No. 3 – La Laguna Tenerife
- Position: Point guard / Shooting guard
- League: Liga ACB

Personal information
- Born: 4 June 1993 (age 32) Madrid, Spain
- Listed height: 1.86 m (6 ft 1 in)
- Listed weight: 79 kg (174 lb)

Career information
- NBA draft: 2015: undrafted
- Playing career: 2010–present

Career history
- 2010–2017: Estudiantes
- 2017–2018: MoraBanc Andorra
- 2018–2022: Unicaja
- 2022–present: La Laguna Tenerife

= Jaime Fernández (basketball) =

Spanish basketball player

Jaime Fernández Bernabé (born 4 June 1993) is a Spanish professional basketball player for La Laguna Tenerife of the Spanish Liga ACB. He has also represented the Spain national team.

Standing at 6 ft 1 in (1.86 m), Fernández can play both as a point guard and a shooting guard.

==Early life and youth career==
Born in Madrid, Fernández started playing basketball at 8 years old, playing for CD Montserrat and Real Canoe. He joined the youth ranks of CB Estudiantes in 2008.

He was on the Spain men's national basketball team that won the 2009 U-16 and 2011 U-18 tournaments.

==Professional career==
After climbing through the ranks of Estudiantes since 2008, Fernández made his professional debut with the team in Liga ACB in 2010. Signing a contract extension for two more seasons in July 2013, Fernández's role grew into that of a key player for the team, eventually becoming one of Estudiantes' team captains.

In August 2017, Fernández signed with MoraBanc Andorra after the club reached an agreement with Estudiantes for the player's rights.

In July 2018, Fernández signed with Unicaja Málaga, signing a three-year deal. He signed a contract extension for a further season in June 2019, linking him to Unicaja until 2022.

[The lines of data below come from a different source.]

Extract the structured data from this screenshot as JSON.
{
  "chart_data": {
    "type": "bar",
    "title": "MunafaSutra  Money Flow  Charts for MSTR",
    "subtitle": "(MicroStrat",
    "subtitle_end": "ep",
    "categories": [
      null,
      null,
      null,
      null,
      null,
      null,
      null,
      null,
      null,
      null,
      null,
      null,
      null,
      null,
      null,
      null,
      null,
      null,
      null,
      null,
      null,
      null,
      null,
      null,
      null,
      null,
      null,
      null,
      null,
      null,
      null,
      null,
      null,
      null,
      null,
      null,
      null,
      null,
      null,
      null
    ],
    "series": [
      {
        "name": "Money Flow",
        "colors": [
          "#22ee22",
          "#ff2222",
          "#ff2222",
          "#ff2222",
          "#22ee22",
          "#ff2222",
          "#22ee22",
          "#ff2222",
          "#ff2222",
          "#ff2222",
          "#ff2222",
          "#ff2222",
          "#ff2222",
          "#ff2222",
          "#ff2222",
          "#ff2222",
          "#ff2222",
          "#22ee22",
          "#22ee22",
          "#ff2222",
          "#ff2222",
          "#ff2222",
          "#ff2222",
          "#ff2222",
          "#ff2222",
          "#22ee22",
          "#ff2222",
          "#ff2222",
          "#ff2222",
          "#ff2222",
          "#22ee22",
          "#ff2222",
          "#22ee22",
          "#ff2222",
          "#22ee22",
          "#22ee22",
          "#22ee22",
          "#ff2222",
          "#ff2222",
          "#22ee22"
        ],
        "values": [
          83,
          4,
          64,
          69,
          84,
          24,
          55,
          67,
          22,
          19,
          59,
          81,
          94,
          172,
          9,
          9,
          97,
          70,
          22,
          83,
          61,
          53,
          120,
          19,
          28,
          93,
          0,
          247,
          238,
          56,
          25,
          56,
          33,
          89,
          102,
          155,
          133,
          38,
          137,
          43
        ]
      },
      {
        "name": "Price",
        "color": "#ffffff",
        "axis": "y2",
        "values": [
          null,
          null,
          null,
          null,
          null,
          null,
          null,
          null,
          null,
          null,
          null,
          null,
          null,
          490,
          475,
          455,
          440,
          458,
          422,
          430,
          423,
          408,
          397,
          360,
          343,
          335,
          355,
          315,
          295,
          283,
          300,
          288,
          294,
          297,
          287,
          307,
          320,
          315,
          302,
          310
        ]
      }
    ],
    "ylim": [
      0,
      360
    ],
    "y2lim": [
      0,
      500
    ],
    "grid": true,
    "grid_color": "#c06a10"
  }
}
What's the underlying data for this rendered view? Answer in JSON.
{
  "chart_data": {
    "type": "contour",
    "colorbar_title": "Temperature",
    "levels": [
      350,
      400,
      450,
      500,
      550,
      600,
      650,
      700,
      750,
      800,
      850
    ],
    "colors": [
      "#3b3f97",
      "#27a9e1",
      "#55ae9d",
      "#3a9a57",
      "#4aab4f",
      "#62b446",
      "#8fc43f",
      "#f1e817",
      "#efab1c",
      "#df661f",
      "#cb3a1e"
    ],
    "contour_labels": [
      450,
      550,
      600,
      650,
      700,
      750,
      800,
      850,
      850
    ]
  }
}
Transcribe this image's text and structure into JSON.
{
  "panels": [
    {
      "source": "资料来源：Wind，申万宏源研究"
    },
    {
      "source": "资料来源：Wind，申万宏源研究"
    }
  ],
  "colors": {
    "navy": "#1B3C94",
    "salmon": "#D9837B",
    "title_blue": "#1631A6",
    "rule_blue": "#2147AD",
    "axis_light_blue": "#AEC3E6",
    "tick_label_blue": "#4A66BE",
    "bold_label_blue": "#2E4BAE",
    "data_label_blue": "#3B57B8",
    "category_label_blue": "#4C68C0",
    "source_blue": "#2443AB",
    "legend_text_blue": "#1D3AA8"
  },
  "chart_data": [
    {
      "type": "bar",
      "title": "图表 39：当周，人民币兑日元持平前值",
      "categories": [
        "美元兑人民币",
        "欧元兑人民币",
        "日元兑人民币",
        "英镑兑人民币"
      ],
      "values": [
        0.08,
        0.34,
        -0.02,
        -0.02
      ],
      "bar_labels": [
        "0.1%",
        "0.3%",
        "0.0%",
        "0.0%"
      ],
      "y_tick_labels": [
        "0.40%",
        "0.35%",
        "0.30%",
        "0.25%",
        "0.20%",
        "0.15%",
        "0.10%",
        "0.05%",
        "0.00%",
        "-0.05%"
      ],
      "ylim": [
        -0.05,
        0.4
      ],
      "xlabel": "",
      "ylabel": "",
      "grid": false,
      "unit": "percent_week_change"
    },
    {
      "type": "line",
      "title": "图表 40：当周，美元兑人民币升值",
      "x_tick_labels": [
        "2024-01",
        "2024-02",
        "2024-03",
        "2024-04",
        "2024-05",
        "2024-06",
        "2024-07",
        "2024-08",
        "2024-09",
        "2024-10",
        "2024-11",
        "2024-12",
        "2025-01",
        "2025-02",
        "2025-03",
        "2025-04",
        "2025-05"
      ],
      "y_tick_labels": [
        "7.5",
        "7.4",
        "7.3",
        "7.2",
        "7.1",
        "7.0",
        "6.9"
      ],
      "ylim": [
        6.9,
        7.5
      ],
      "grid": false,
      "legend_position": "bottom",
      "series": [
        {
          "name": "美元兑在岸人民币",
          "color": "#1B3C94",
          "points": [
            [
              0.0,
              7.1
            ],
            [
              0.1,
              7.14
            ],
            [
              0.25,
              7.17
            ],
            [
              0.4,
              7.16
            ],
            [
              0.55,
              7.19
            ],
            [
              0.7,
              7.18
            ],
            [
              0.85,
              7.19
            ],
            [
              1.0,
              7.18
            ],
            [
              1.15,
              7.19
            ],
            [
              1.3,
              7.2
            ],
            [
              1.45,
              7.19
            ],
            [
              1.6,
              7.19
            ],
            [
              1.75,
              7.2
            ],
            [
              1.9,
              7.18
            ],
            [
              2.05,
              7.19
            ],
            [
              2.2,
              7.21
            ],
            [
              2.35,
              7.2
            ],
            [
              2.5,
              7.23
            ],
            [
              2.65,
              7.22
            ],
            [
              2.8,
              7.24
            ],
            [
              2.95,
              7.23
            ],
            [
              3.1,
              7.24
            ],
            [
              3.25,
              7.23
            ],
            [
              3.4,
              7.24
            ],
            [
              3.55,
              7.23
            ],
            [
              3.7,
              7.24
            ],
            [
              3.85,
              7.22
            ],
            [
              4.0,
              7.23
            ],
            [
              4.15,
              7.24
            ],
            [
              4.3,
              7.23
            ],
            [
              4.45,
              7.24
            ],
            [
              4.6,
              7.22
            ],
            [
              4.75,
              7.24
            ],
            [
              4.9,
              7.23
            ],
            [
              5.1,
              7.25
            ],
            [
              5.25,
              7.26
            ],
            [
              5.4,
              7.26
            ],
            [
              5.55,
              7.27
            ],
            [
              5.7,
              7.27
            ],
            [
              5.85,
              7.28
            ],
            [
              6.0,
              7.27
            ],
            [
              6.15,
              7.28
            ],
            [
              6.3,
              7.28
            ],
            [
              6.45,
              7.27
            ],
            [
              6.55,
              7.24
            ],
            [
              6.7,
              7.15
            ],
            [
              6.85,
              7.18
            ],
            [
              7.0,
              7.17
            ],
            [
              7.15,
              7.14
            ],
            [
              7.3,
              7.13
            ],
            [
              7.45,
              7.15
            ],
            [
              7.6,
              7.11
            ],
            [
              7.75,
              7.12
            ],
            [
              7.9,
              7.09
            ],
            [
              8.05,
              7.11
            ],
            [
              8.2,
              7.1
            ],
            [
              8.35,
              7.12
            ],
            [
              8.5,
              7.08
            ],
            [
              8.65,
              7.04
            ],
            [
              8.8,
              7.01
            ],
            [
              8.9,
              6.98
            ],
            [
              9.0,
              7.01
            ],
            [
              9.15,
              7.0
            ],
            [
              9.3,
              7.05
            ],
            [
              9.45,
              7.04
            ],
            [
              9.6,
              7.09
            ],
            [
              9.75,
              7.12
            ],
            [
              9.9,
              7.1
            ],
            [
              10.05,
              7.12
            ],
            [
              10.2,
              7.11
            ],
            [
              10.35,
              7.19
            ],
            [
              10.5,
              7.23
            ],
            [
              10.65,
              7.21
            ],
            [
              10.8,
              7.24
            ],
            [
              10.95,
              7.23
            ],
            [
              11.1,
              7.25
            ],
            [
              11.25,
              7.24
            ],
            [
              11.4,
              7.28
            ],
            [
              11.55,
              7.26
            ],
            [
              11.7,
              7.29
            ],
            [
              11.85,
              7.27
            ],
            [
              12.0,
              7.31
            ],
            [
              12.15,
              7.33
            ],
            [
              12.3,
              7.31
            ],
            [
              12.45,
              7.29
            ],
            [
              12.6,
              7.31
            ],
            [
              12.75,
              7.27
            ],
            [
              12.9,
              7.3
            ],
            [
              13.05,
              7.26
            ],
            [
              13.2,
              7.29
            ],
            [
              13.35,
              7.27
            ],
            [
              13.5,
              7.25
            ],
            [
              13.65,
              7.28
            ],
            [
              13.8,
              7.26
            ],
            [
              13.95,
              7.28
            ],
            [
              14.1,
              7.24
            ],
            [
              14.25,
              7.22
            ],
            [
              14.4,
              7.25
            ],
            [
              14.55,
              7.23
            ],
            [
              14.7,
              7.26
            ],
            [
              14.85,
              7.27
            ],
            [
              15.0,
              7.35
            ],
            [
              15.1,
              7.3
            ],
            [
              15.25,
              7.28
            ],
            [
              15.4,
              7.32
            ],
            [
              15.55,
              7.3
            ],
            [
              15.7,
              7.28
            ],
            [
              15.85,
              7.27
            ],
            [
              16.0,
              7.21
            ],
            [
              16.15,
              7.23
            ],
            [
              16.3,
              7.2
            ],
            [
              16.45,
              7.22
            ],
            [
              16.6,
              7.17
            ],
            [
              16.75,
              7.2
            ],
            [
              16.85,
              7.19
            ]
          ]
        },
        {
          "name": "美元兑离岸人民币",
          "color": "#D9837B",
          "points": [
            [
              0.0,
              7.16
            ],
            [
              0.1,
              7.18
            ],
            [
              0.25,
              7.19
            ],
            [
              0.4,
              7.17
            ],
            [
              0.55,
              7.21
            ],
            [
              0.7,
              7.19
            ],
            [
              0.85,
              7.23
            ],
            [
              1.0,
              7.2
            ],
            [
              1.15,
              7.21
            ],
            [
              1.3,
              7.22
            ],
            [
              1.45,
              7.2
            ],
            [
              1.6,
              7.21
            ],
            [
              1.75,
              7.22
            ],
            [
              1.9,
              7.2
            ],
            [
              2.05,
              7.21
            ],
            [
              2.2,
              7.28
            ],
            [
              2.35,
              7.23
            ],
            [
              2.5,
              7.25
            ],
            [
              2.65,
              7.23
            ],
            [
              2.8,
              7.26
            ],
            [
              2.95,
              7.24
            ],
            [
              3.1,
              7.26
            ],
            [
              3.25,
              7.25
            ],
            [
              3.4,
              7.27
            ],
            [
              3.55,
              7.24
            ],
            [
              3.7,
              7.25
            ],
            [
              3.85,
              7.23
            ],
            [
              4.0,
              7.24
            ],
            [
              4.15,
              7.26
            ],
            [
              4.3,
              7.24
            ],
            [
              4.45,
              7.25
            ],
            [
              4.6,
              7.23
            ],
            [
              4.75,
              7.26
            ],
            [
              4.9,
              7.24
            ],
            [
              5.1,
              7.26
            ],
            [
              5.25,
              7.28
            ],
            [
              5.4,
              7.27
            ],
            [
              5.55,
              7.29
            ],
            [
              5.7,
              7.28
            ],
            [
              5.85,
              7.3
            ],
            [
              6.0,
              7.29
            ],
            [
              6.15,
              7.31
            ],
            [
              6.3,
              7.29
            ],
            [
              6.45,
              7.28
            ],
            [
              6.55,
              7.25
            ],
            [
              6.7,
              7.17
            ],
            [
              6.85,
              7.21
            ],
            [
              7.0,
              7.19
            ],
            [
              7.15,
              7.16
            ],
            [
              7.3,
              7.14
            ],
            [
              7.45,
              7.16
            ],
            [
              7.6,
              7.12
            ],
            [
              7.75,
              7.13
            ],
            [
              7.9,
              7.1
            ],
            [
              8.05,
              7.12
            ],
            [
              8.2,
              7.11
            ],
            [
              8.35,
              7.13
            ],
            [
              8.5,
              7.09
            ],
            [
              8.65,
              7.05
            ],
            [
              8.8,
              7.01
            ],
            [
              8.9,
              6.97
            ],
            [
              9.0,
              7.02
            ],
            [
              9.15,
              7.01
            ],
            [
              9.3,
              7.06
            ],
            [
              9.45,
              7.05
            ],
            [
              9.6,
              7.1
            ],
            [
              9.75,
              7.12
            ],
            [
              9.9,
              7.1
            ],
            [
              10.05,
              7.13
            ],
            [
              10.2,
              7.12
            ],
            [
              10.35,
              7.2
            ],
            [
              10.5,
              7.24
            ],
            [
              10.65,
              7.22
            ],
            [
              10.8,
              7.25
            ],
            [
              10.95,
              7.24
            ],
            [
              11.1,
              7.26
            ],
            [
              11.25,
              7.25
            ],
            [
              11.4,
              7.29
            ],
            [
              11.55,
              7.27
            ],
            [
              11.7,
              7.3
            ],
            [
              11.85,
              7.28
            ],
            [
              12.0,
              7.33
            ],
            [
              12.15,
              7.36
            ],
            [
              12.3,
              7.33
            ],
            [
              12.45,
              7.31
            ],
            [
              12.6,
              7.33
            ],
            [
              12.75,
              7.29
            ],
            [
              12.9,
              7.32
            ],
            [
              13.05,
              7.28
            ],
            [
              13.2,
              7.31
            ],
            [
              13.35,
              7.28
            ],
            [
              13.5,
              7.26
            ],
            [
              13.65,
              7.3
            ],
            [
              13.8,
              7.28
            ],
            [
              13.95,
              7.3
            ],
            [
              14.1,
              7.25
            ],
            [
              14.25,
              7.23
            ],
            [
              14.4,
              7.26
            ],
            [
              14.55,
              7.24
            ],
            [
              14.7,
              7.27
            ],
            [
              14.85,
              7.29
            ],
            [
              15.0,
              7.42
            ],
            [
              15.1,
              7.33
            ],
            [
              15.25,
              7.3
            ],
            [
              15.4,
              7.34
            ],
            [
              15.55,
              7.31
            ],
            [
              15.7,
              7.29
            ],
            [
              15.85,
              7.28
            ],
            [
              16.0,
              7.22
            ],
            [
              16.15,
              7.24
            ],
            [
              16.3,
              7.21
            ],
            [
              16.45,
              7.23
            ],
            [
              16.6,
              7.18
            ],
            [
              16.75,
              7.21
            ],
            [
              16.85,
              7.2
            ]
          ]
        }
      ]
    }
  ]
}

On July 8, 2022 Fernández signed with Lenovo Tenerife of the Spanish Liga ACB. In March 2024, he suffered a major injury to his right knee that would sideline him until January 2025. On July 7, 2025, he signed a contract extension with Tenerife for two more seasons. On June 2, 2026, Fernández recorded one of his best performances for the Canarians during an away game against Real Madrid in the first round of the 2026 ACB Playoffs. He scored 17 points in the last quarter, including the winning three-pointer four seconds before expiration.

==National team career==
Fernández has represented the Spanish national team internationally. He was part of the Spanish team that won the 2022 EuroBasket, being a starter in the final and scoring 13 points.